Utilities in wind-rich areas have also benefited from regional transmission organizations, such as the Midcontinent Independent System Operator, which has worked aggressively over the last decade to improve grid reliability and incorporate more intermittent resources such as wind and solar.
Perhaps no utility in the country has done more to leverage those advantages than MidAmerican, a subsidiary of Berkshire Hathaway Energy, a holding company controlled by billionaire Warren Buffett.
Wind is ‘mainstream’ everywhere, not just Iowa
Since 2004, the company has installed more than 4 gigawatts of wind energy at 19 sites across Iowa, with an estimated total investment of $6.7 billion. An additional 550 MW is projected to come online at two sites this year, while Wind XI will be built in three phases at six sites, with in-service target dates for each phase set for 2017, 2018 and 2019, Fehr said.
MidAmerican would not identify its proposed Wind XI sites, citing ongoing lease negotiations between the utility and landowners. But Fehr described them as being generally within the established wind belt of central Iowa, but with the “center of gravity moving east,” reflecting the expansion of transmission corridors.

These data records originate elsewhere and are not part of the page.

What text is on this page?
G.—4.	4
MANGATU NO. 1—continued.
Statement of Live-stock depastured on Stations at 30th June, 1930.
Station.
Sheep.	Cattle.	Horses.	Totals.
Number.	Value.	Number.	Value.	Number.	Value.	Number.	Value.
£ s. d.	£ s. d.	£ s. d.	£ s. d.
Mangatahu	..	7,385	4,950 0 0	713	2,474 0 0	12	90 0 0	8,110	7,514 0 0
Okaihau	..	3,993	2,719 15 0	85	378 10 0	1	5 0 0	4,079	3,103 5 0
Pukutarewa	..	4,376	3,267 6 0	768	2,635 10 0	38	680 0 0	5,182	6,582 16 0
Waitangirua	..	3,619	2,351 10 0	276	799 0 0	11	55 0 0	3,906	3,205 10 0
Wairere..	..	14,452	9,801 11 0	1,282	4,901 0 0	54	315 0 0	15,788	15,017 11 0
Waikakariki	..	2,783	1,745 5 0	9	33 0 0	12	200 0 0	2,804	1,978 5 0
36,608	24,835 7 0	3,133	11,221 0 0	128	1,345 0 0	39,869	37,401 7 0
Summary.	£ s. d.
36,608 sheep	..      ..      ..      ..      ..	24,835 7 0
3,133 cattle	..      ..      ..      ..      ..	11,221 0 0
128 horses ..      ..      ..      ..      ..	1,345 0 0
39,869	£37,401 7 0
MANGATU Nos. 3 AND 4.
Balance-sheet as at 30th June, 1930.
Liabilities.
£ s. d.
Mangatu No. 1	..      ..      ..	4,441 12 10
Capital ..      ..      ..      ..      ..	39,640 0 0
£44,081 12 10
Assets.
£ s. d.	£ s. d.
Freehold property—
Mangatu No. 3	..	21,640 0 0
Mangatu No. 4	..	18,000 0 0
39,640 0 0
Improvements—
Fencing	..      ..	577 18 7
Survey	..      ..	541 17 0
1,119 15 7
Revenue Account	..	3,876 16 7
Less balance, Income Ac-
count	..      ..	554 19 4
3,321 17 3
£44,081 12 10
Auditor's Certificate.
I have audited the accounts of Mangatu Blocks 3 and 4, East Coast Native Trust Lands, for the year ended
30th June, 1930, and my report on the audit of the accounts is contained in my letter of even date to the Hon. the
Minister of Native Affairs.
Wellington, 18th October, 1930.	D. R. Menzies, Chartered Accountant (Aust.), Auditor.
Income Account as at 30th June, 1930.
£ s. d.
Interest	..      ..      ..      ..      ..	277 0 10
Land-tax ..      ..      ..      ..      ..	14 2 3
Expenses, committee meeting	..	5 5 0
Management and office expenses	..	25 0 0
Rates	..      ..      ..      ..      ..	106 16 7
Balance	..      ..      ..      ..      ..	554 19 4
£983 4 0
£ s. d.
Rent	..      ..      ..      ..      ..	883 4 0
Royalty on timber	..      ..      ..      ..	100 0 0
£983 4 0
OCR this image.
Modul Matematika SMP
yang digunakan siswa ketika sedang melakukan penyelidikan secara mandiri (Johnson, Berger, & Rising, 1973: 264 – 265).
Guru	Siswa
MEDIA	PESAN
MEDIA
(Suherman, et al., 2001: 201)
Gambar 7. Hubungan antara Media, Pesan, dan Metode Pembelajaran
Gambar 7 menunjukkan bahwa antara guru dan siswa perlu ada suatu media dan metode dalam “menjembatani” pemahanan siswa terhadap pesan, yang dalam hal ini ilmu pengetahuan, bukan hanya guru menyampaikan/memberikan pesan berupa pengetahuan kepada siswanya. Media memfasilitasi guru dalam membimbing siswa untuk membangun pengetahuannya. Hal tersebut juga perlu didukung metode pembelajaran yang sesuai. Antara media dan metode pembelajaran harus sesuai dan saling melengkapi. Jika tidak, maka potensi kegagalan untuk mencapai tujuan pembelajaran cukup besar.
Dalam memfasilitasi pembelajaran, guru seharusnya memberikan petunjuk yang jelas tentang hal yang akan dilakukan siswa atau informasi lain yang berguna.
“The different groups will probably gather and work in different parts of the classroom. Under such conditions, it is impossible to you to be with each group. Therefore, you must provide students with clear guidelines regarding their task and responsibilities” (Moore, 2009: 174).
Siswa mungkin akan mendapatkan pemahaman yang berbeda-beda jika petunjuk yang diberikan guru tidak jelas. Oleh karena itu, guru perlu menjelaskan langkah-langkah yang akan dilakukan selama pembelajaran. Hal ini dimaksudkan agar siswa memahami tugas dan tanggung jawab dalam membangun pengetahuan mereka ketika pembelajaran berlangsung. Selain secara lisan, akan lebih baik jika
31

Hensley, the AWEA analyst, stressed the growing role that projects like Wind XI will have in providing electricity beyond state and regional boundaries to feed load centers at greater distances from the rural regions where wind energy is produced.
“What this reflects is that wind energy is now becoming a mainstream energy source for the entire country, not just for places like Texas or Iowa,” he said.
That trend is reflected not only in the completion of transmission lines that carry wind power from production sites to load centers, but in the recent siting of utility-scale wind projects in non-traditional states like North Carolina and Connecticut. As for mega-wind farms, Hensley said projects the size of Wind XI could be ripe in a handful of other Midwestern and Plains states — including Texas, Oklahoma and Kansas — as well as in parts of the Intermountain West.
Only one other gigawatt-plus scale wind farm operates in the United States, the Alta Wind Energy Center in Kern County, Calif. That project, with a nameplate capacity of 1,547 MW, is the nation’s largest wind farm and sells all of its generation to Southern California Edison Co. under a 25-year power purchase agreement.
Another mega-scale wind project designed to serve Western electricity markets is the Chokecherry and Sierra Madre Wind Energy Project in southern Wyoming. There, developers hope to produce up to 3 GW of wind energy at a site near Interstate 80 in Carbon County. That project, projected to host 1,000 turbines, remains under review by federal regulators.